Assess School Safety Technologies
In 2014, NIJ also provided $1,500,000 in funding for two comprehensive technology assessments.
Johns Hopkins University received a competitive award to conduct directed research, test and evaluation projects to inform activities of NIJ's Office of Science and Technology. This work includes a comprehensive assessment of how technology is currently used to prevent and respond to school violence.
Under a separate competitive award, the Rand Corporation conducted focus groups with a variety of stakeholders to assess the unique technology needs of K-12 schools in urban, suburban and rural settings.
Comparing the needs identified by these focus groups with the results of the assessment conducted by JHU will assist NIJ in identifying what technology research and development is needed to improve school safety.
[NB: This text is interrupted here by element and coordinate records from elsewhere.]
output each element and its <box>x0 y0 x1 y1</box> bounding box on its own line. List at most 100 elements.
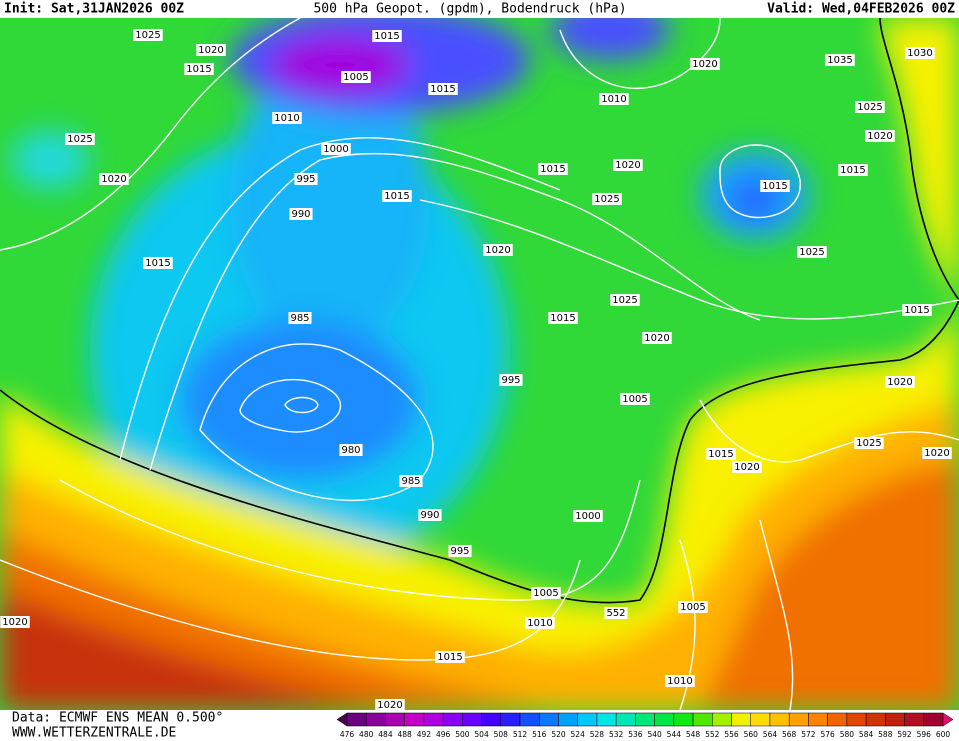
map-title: 500 hPa Geopot. (gpdm), Bodendruck (hPa) <box>313 2 626 17</box>
isobar-label: 985 <box>399 475 423 487</box>
isobar-label-box <box>825 54 855 66</box>
colorbar-label: 508 <box>494 730 509 739</box>
isobar-label-box <box>99 173 129 185</box>
isobar-label-text: 1020 <box>198 45 223 56</box>
isobar-label-text: 1010 <box>274 113 299 124</box>
isobar-label-text: 1015 <box>186 64 211 75</box>
isobar-label: 1015 <box>143 257 173 269</box>
isobar-label: 1025 <box>592 193 622 205</box>
isobar-label: 995 <box>499 374 523 386</box>
isobar-label-box <box>797 246 827 258</box>
isobar-label-text: 1005 <box>343 72 368 83</box>
isobar-label-box <box>196 44 226 56</box>
isobar-label-text: 1015 <box>145 258 170 269</box>
isobar-label: 1015 <box>548 312 578 324</box>
isobar-label-box <box>885 376 915 388</box>
colorbar-cell <box>558 712 578 727</box>
colorbar-cell <box>596 712 617 727</box>
isobar-label-box <box>272 112 302 124</box>
isobar-label-text: 1005 <box>622 394 647 405</box>
isobar-label: 1015 <box>838 164 868 176</box>
isobar-label-box <box>428 83 458 95</box>
isobar-label-box <box>838 164 868 176</box>
valid-time: Valid: Wed,04FEB2026 00Z <box>767 2 955 17</box>
isobar-label-box <box>288 312 312 324</box>
isobar-label: 1015 <box>382 190 412 202</box>
isobars <box>0 18 959 710</box>
isobar-label: 1015 <box>706 448 736 460</box>
isobar-label: 1015 <box>760 180 790 192</box>
isobar-label-text: 1035 <box>827 55 852 66</box>
colorbar-label: 552 <box>705 730 720 739</box>
colorbar-cell <box>423 712 444 727</box>
isobar-label-text: 1025 <box>612 295 637 306</box>
isobar-label-box <box>143 257 173 269</box>
isobar-label-box <box>289 208 313 220</box>
colorbar-label: 548 <box>686 730 701 739</box>
colorbar-cell <box>462 712 482 727</box>
isobar-label: 1025 <box>797 246 827 258</box>
isobar-label-box <box>531 587 561 599</box>
isobar-label-box <box>902 304 932 316</box>
isobar-label-text: 1025 <box>856 438 881 449</box>
isobar-label: 990 <box>289 208 313 220</box>
isobar-label-text: 1010 <box>601 94 626 105</box>
isobar-label-box <box>604 607 628 619</box>
init-time: Init: Sat,31JAN2026 00Z <box>4 2 184 17</box>
colorbar-label: 536 <box>628 730 643 739</box>
colorbar-label: 592 <box>897 730 912 739</box>
isobar-label-box <box>905 47 935 59</box>
colorbar-cell <box>788 712 809 727</box>
colorbar-label: 492 <box>417 730 432 739</box>
isobar-label: 1025 <box>854 437 884 449</box>
isobar-label-text: 1015 <box>550 313 575 324</box>
isobar-label-text: 990 <box>420 510 439 521</box>
isobar-label: 1020 <box>483 244 513 256</box>
isobar-label-box <box>548 312 578 324</box>
isobar-label-text: 1020 <box>615 160 640 171</box>
isobar-label-text: 1015 <box>374 31 399 42</box>
isobar-label: 1010 <box>525 617 555 629</box>
isobar-label-text: 1020 <box>377 700 402 711</box>
isobar-labels: 1025102010151015100510151010102510201000… <box>0 29 952 711</box>
colorbar-label: 500 <box>455 730 470 739</box>
isobar-label: 1005 <box>531 587 561 599</box>
isobar-label-box <box>0 616 30 628</box>
colorbar-cell <box>385 712 405 727</box>
isobar-label: 1020 <box>690 58 720 70</box>
colorbar-label: 532 <box>609 730 624 739</box>
isobar-label-box <box>538 163 568 175</box>
colorbar-label: 544 <box>667 730 682 739</box>
isobar-label-text: 1025 <box>799 247 824 258</box>
isobar-label-text: 552 <box>606 608 625 619</box>
isobar-label: 1015 <box>184 63 214 75</box>
isobar-label-box <box>573 510 603 522</box>
colorbar-label: 580 <box>840 730 855 739</box>
isobar-label: 1020 <box>375 699 405 711</box>
isobar-label-box <box>642 332 672 344</box>
isobar-label: 1020 <box>642 332 672 344</box>
colorbar-cell <box>750 712 771 727</box>
colorbar-cell <box>635 712 655 727</box>
isobar-label-text: 1010 <box>527 618 552 629</box>
isobar-label-box <box>854 437 884 449</box>
isobar-label-text: 1005 <box>533 588 558 599</box>
isobar-label: 1030 <box>905 47 935 59</box>
colorbar-cell <box>731 712 751 727</box>
isobar-label-box <box>620 393 650 405</box>
colorbar-cell <box>442 712 463 727</box>
website: WWW.WETTERZENTRALE.DE <box>12 726 176 741</box>
isobar-label: 1020 <box>196 44 226 56</box>
isobar-label: 552 <box>604 607 628 619</box>
isobar-label-text: 1025 <box>594 194 619 205</box>
isobar-label-box <box>499 374 523 386</box>
isobar-label-box <box>133 29 163 41</box>
colorbar-label: 584 <box>859 730 874 739</box>
isobar-label-box <box>483 244 513 256</box>
colorbar-cell <box>346 712 367 727</box>
colorbar-cell <box>827 712 848 727</box>
isobar-label: 1025 <box>610 294 640 306</box>
colorbar-label: 516 <box>532 730 547 739</box>
isobar-label: 1015 <box>435 651 465 663</box>
colorbar-label: 568 <box>782 730 797 739</box>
Rate Existing Evaluated School Safety Programs and Practices
Recognizing that there was an existing body of school safety research, NIJ provided FY14 Initiative funding to CrimeSolutions.gov to identify, rate and review school safety programs and practices for inclusion on the website. This involved conducting a literature review of evaluation research and meta-analyses, screening all identified research against the CrimeSolutions.gov eligibility criteria, and reviewing and scoring each eligible program and practice using the CrimeSolutions.gov rating instruments.